Escape in the Desert is a 1945 American drama film directed by Edward A. Blatt and written by Marvin Borowsky and Thomas Job. The film stars Jean Sullivan, Philip Dorn, Irene Manning, Helmut Dantine, Alan Hale, Sr. and Samuel S. Hinds. The film was released by Warner Bros. Pictures on May 1, 1945. The opening credits say that Escape in the Desert is adapted “from a play by Robert E Sherwood” without identifying the work: The Petrified Forest. Warner Bros. had previously adapted Sherwood's play for the screen in 1936. Working titles for the film included Strangers in Our Midst and Men Without Destiny.

==Plot==
The action takes place in the southwestern United States late in World War II. Four POWs from Nazi Germany escape American custody and eventually wind up taking over a small gas station/hotel in the desert. They plan to obtain a fueled-up vehicle and flee the country. A Dutch military pilot traveling through America, on his way to fight in the Pacific, is initially mistaken by some locals as one of the Nazis. Eventually, however, he helps lead the resistance against the Germans.

== Cast ==
- Jean Sullivan as Jane
- Philip Dorn as Philip Artveld
- Irene Manning as Lora Tedder
- Helmut Dantine as Capt. Becker
- Alan Hale, Sr. as Dr. Orville Tedder
- Samuel S. Hinds as Gramp
- Bill Kennedy as Hank Albright
- Kurt Kreuger as Lt.
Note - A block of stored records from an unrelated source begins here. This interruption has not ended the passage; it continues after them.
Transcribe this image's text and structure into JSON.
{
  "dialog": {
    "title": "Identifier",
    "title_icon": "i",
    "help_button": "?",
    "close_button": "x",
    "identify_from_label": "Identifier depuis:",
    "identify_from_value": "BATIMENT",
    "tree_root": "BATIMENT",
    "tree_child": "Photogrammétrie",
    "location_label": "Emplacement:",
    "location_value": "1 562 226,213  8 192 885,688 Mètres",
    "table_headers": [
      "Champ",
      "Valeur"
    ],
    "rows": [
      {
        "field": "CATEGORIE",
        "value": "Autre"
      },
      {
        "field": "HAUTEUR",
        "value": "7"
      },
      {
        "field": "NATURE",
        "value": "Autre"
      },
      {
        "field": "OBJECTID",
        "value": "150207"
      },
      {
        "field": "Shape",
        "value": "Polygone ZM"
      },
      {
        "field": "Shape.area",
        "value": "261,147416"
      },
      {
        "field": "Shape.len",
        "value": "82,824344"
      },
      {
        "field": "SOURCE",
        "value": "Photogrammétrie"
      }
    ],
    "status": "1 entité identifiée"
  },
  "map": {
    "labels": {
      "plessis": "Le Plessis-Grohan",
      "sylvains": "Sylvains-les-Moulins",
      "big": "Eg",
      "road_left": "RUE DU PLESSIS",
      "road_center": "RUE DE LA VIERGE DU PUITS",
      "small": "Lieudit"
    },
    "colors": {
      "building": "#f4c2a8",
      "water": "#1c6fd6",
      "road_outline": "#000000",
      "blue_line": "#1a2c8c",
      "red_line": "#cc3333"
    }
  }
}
Von Kleist
- Rudolph Anders as Hoffman
- Hans Schumm as Klaus
- Blayney Lewis as Danny

== Reception ==
In his May 12, 1945 review, New York Times critic Bosley Crowther compared the film unfavorably with its predecessor:“Aside from the Arizona locale and a few vague theatrical landmarks, there is nothing about this picture to remind you of the play or previous film. The original found dramatic conflict between a notorious gangster "on the lam" and a disillusioned intellectual who was a veteran of the first World War. The present film sets a young Dutch flier who is hitch-hiking across the United States against a band of Nazi soldiers who have escaped from a desert prison camp. And whereas the former had something of depth and perception to it, the present is just a melodrama of the sock-and-bust-'em school. Perhaps that is all the Warners ever meant that it should be... only Samuel S. Hinds as a genial "sourdough" has real attractiveness. The climax finds the Nazis shooting it out with a sheriff's posse in Western style. But that only serves to clinch the genre of the picture, which is suspected from the start.”